The governor proposed a 31.5 percent decrease in his original budget address as opposed to a 6.5 percent decrease proposed by the legislatures.
McCann does not know where the budget is going to be, but he does not think it will be 31.5 percent.
“I don’t know where it’s going to be. I don’t think it’s going to be at 31.5, don’t think it’s going to be at zero. It’s going to be somewhere in between there,” McCann said. “Our job is then to figure out how to use that money once the legislature decides.”
Even without a budget, the university is still able to plan for the future.
“We are always planning for the future to see how many dollars we’ve got, how much in the way of student tuition we’ll have,” McCann said. “We’re always planning.
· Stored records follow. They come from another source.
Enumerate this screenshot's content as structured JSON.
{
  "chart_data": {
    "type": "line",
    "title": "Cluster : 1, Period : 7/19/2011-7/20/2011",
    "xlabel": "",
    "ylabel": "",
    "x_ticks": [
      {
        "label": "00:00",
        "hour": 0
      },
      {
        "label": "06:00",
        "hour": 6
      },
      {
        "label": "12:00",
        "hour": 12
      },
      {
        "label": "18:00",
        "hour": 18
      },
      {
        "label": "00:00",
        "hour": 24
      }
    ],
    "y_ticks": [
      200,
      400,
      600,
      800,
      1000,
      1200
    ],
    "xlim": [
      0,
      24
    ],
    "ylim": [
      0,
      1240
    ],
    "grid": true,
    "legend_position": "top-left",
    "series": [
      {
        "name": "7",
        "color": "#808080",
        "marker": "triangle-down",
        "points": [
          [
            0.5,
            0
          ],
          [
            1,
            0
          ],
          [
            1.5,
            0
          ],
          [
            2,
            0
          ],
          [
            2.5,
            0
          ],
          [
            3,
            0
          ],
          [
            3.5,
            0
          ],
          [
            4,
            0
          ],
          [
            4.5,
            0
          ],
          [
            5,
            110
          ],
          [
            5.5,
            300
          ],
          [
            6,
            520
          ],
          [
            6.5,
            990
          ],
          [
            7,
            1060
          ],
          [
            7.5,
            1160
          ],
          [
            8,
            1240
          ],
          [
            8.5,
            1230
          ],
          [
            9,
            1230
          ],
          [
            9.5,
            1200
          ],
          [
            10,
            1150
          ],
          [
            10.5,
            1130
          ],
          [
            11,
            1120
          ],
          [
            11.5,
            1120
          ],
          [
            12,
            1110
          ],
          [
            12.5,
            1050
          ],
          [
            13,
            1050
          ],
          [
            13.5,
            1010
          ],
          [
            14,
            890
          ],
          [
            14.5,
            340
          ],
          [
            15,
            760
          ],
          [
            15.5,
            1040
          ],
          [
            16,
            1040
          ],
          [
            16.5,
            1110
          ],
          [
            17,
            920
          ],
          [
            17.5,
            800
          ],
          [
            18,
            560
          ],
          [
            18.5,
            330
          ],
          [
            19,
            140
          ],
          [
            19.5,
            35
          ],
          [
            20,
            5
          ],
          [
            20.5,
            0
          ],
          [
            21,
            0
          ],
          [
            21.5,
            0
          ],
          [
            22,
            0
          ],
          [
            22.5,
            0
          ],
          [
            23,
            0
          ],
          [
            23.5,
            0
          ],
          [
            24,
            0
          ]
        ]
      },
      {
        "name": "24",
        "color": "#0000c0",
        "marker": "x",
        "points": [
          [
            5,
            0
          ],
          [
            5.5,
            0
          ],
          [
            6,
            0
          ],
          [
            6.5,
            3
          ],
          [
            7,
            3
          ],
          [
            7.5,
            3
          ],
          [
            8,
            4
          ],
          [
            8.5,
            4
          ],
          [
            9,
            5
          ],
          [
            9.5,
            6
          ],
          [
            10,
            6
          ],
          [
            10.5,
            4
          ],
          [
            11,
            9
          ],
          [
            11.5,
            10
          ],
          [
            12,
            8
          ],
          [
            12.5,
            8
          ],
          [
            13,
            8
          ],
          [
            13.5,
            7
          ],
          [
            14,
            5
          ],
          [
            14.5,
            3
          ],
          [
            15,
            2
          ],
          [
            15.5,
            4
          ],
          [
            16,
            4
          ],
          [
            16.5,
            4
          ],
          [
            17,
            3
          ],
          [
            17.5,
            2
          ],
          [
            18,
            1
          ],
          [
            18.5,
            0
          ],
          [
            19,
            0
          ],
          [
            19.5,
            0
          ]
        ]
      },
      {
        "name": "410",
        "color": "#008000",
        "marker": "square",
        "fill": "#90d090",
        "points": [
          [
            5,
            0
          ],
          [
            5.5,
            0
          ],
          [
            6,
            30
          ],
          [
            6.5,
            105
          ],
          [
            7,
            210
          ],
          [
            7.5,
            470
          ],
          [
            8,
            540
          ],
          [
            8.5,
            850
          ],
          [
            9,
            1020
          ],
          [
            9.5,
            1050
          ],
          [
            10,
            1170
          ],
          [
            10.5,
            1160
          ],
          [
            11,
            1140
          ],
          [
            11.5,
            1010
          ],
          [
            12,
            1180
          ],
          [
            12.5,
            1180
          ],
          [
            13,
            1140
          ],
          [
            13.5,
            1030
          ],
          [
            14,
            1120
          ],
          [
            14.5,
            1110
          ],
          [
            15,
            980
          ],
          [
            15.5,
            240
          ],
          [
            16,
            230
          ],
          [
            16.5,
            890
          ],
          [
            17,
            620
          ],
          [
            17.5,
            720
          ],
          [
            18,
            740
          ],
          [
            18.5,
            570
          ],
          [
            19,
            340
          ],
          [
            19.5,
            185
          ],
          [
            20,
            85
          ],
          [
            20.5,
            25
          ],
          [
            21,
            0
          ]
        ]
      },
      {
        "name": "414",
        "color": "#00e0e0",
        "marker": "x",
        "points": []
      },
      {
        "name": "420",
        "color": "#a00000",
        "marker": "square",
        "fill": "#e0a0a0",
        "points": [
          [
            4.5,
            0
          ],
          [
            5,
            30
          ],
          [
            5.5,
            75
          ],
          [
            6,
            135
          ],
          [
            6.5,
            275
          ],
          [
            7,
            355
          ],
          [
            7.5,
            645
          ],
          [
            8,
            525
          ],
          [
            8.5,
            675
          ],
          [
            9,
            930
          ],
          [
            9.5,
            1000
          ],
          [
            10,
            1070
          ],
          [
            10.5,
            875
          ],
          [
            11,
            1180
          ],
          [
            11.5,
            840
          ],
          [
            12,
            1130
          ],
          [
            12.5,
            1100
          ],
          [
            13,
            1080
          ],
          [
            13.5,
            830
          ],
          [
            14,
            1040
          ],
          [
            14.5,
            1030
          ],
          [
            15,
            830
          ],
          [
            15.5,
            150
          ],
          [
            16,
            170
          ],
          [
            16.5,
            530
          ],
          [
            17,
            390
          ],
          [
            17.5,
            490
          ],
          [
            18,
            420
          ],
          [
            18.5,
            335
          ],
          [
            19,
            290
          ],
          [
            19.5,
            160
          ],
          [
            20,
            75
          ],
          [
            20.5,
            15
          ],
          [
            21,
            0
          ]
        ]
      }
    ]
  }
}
We look at what the potential source of funds are, and how we’re going to spend that money.”
McCann said people are mainly concerned about running out of money.
“I think that’s the only thing,” he said. “We will run out of money at some point and if we don’t have that state money, we will have to do other things at that point.”
One of the people concerned is Jon Blitz the University Professionals of Illinois president, as well as other members of UPI.
Blitz said while he does not think it will be a 31.5 percent cut, he does not believe it will stay at 6.5 percent.
“For every additional percent, it corresponds to $400,000, so where does that $400,000 come from?” he asked.
He said UPI is going to take action at some point, and take the local’s lead on what they should do.
“In my opinion, there’s going to have to be a crisis. And politicians are going to have to run scared, as people say ‘you sons of bitches have to do something,” Blitz said.
These things include borrowing money from the bank.
“It will depend on what kind of time frame and what we’re allowed to do at that point,” McCann said.
He said one thing he does not want to do is scare people.
“The political process in Illinois may be slow, but it will eventually work and we will have a budget at some point,” he said.